Documented Behavior:

  • A harvester ant would approach a cone ant nest and stand motionless with its mandibles open.
  • Within approximately one minute, one or more cone ants would emerge and climb onto the harvester ant.
  • The cone ants used their mouthparts to lick the body surfaces of the harvester ant, including between its open jaws.
  • The harvester ants tolerated this behavior without biting or showing aggression toward the smaller ants.
  • Interactions lasted from under 15 seconds to over five minutes, with up to five cone ants participating simultaneously.
  • To end an interaction, the harvester ant would buck or dislodge the cone ants, sometimes falling onto its back before departing.
  • Moffett documented at least 90 such interactions over several days of observation.

This behavior represents the first known example of an ant species cleaning a much larger ant species.

Scientific Context and Analysis

Moffett compared the interaction to marine cleaning symbioses, where smaller fish or shrimp clean parasites and dead skin from larger fish.

Key observations that distinguish the behavior include:

  • Cone ants only performed cleaning on living harvester ants. They showed no interest in frozen harvester ant specimens placed near their nests.
  • The harvester ants appeared to initiate the interaction by approaching the cone ant nests and assuming a stationary, open-mandibled posture.

Potential Benefits and Unanswered Questions

The specific benefits for each species have not been established.
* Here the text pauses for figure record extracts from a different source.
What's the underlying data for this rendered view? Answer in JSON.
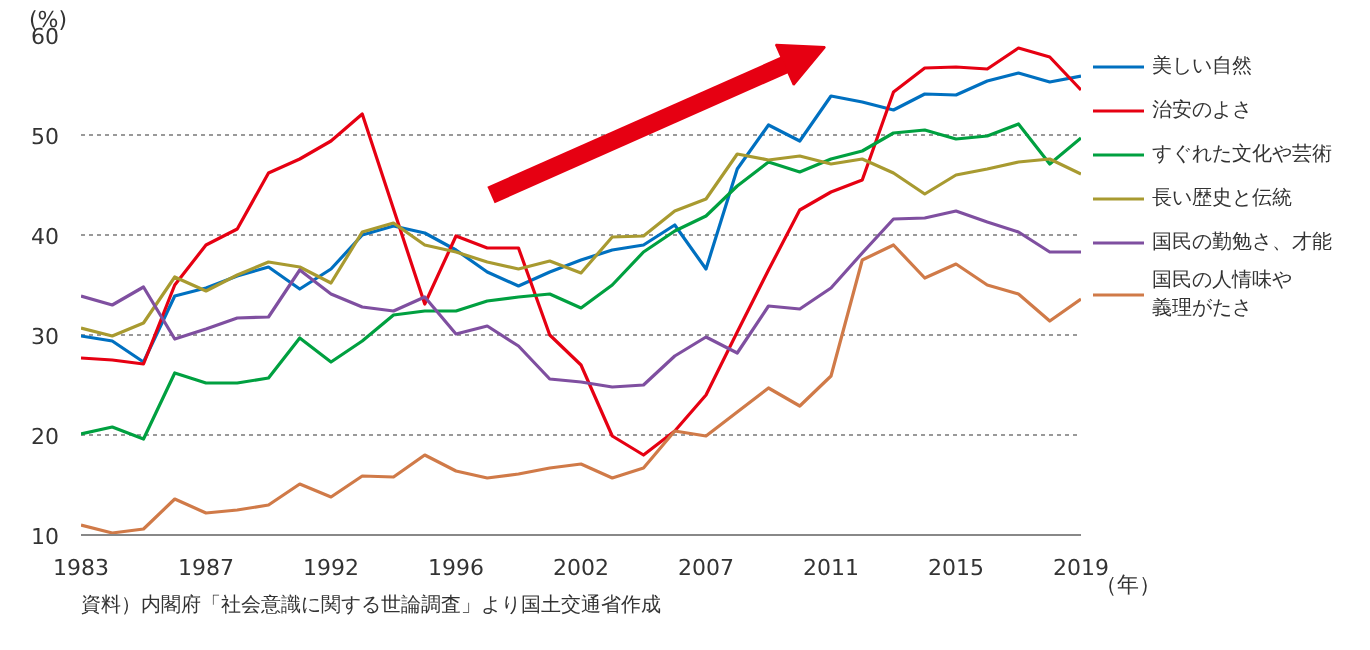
{
  "chart_data": {
    "type": "line",
    "xlabel": "（年）",
    "ylabel": "(%)",
    "categories": [
      "1983",
      null,
      null,
      null,
      "1987",
      null,
      null,
      null,
      "1992",
      null,
      null,
      null,
      "1996",
      null,
      null,
      null,
      "2002",
      null,
      null,
      null,
      "2007",
      null,
      null,
      null,
      "2011",
      null,
      null,
      null,
      "2015",
      null,
      null,
      null,
      "2019"
    ],
    "ylim": [
      10,
      60
    ],
    "yticks": [
      10,
      20,
      30,
      40,
      50,
      60
    ],
    "grid": "y",
    "legend": "right",
    "marker": "none",
    "line_style": "solid",
    "annotations": [
      "資料）内閣府「社会意識に関する世論調査」より国土交通省作成"
    ],
    "series": [
      {
        "name": "美しい自然",
        "color": "#0070c0",
        "values": [
          29.9,
          29.4,
          27.3,
          33.9,
          34.7,
          35.9,
          36.8,
          34.6,
          36.6,
          40.0,
          40.9,
          40.2,
          38.5,
          36.3,
          34.9,
          36.3,
          37.5,
          38.5,
          39.0,
          41.0,
          36.6,
          46.6,
          51.0,
          49.4,
          53.9,
          53.3,
          52.5,
          54.1,
          54.0,
          55.4,
          56.2,
          55.3,
          55.9
        ]
      },
      {
        "name": "治安のよさ",
        "color": "#e60012",
        "values": [
          27.7,
          27.5,
          27.1,
          35.0,
          39.0,
          40.6,
          46.2,
          47.6,
          49.4,
          52.1,
          42.6,
          33.1,
          39.9,
          38.7,
          38.7,
          30.0,
          27.0,
          19.9,
          18.0,
          20.4,
          24.0,
          30.3,
          36.5,
          42.5,
          44.3,
          45.5,
          54.3,
          56.7,
          56.8,
          56.6,
          58.7,
          57.8,
          54.5
        ]
      },
      {
        "name": "すぐれた文化や芸術",
        "color": "#00a040",
        "values": [
          20.1,
          20.8,
          19.6,
          26.2,
          25.2,
          25.2,
          25.7,
          29.7,
          27.3,
          29.4,
          32.0,
          32.4,
          32.4,
          33.4,
          33.8,
          34.1,
          32.7,
          35.0,
          38.3,
          40.4,
          41.9,
          44.9,
          47.3,
          46.3,
          47.6,
          48.4,
          50.2,
          50.5,
          49.6,
          49.9,
          51.1,
          47.1,
          49.7
        ]
      },
      {
        "name": "長い歴史と伝統",
        "color": "#a89a30",
        "values": [
          30.7,
          29.9,
          31.2,
          35.8,
          34.4,
          36.0,
          37.3,
          36.8,
          35.2,
          40.3,
          41.2,
          39.0,
          38.3,
          37.3,
          36.6,
          37.4,
          36.2,
          39.8,
          39.9,
          42.4,
          43.6,
          48.1,
          47.5,
          47.9,
          47.1,
          47.6,
          46.2,
          44.1,
          46.0,
          46.6,
          47.3,
          47.6,
          46.1
        ]
      },
      {
        "name": "国民の勤勉さ、才能",
        "color": "#7f4fa0",
        "values": [
          33.9,
          33.0,
          34.8,
          29.6,
          30.6,
          31.7,
          31.8,
          36.5,
          34.1,
          32.8,
          32.4,
          33.8,
          30.1,
          30.9,
          28.9,
          25.6,
          25.3,
          24.8,
          25.0,
          27.9,
          29.8,
          28.2,
          32.9,
          32.6,
          34.7,
          38.2,
          41.6,
          41.7,
          42.4,
          41.3,
          40.3,
          38.3,
          38.3
        ]
      },
      {
        "name": "国民の人情味や義理がたさ",
        "color": "#d07a48",
        "values": [
          11.0,
          10.2,
          10.6,
          13.6,
          12.2,
          12.5,
          13.0,
          15.1,
          13.8,
          15.9,
          15.8,
          18.0,
          16.4,
          15.7,
          16.1,
          16.7,
          17.1,
          15.7,
          16.7,
          20.4,
          19.9,
          22.3,
          24.7,
          22.9,
          25.9,
          37.5,
          39.0,
          35.7,
          37.1,
          35.0,
          34.1,
          31.4,
          33.6
        ]
      }
    ]
  }
}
Moffett has proposed several hypotheses for further investigation:

Potential Benefits for Cone Ants:

  • The cone ants may consume material they remove from the harvester ants' bodies. Moffett suggested this could include calorie-rich particles, such as flakes from seeds the harvester ants eat.

Potential Benefits for Harvester Ants:

  • The cleaning may remove parasites, fungal spores, or debris from body areas that are difficult for the harvester ants' own nestmates to reach.

Moffett noted that future research is needed to determine if the cleaning behavior reduces infections in harvester ants or affects the microbiome of either species.

Research Background

Mark Moffett specializes in studying the social biology of ants and other animals. The cone ant species involved in the cleaning behavior has not been formally described by science. All ants observed participating in the interactions were worker ants, which are female.